Can you do it, given the right tools, training, and patience? Yes.
Will they be any good? No.
Will they be cost-competitive? No.
Getting chips made on a shuttle run for an old node is very affordable. There's really no need for it.
(According to one MPW supplier, 10mm2 of 340nm, up to 10 dies, costs 6400 euros, and it's unlikely 340nm is achievable in a garage anyway)
I believe the way Sam Zeloof circumvents the enormous amount of capital needed for a chip fab by relying on modern technology to create 1970’s technology. He simply mounts a cheap digital projector onto a cheap microscope - they didn’t have that advantage in the 70s, and thus it cost millions to start a chip fab. My point is that it could conceivably be doable for an individual to create old computing technology with the advantages of living in the modern world. I certainly don’t have the drive to do it, but I wish someone did.
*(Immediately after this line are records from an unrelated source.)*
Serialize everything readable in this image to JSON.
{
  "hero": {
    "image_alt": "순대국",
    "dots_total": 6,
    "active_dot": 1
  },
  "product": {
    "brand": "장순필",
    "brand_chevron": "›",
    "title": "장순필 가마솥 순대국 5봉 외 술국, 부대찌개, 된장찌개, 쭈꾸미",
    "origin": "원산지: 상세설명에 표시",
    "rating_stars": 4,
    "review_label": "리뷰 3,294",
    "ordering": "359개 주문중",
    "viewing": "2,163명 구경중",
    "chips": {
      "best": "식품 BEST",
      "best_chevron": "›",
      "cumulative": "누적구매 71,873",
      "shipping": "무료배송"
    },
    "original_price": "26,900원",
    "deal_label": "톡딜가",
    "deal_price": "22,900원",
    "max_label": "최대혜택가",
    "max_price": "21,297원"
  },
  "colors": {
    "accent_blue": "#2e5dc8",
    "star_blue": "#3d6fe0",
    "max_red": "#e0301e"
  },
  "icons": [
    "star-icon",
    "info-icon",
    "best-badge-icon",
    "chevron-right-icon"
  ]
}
If you did it often and didn't count your own labor costs, then maybe the average cost would be less, but that's an incredibly specific situation.
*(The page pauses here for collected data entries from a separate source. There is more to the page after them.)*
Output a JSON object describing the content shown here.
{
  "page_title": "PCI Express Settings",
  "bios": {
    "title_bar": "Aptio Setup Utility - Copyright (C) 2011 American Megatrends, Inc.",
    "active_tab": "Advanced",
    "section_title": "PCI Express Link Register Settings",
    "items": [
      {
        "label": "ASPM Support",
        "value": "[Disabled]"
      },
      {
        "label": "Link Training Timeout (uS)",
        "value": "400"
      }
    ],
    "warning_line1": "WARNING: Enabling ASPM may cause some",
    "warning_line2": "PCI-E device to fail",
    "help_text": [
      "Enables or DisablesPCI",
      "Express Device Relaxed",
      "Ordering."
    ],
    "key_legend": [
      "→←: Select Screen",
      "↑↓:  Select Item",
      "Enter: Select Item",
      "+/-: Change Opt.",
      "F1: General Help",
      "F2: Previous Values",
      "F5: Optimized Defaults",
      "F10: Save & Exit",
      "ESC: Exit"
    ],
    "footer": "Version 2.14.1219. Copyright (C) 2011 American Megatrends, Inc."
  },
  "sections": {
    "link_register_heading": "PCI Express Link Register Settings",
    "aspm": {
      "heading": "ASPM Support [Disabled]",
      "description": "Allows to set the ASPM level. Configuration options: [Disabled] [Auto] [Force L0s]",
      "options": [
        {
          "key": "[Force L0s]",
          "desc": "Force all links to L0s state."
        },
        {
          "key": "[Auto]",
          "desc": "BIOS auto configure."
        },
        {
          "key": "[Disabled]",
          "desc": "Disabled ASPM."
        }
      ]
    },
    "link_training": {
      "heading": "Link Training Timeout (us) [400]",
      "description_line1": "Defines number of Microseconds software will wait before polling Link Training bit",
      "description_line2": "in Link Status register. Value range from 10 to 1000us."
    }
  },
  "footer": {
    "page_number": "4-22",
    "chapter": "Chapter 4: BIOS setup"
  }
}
> I believe the way Sam Zeloof circumvents the enormous amount of capital needed for a chip fab by relying on modern technology to create 1970’s technology
Yes, exactly.
Old lithographic technology is so crude that you can even use modern high resolution laserjets to print masks (10000 dpi is less than 3 microns).
Even so, 1970s-era CVD, PVD, and plasma etch is still quite complicated, and CMP is impossible (it hadn't even been invented yet). So the devices you can create are significantly integration-constrained.
This yes can be priceless in some circumstances.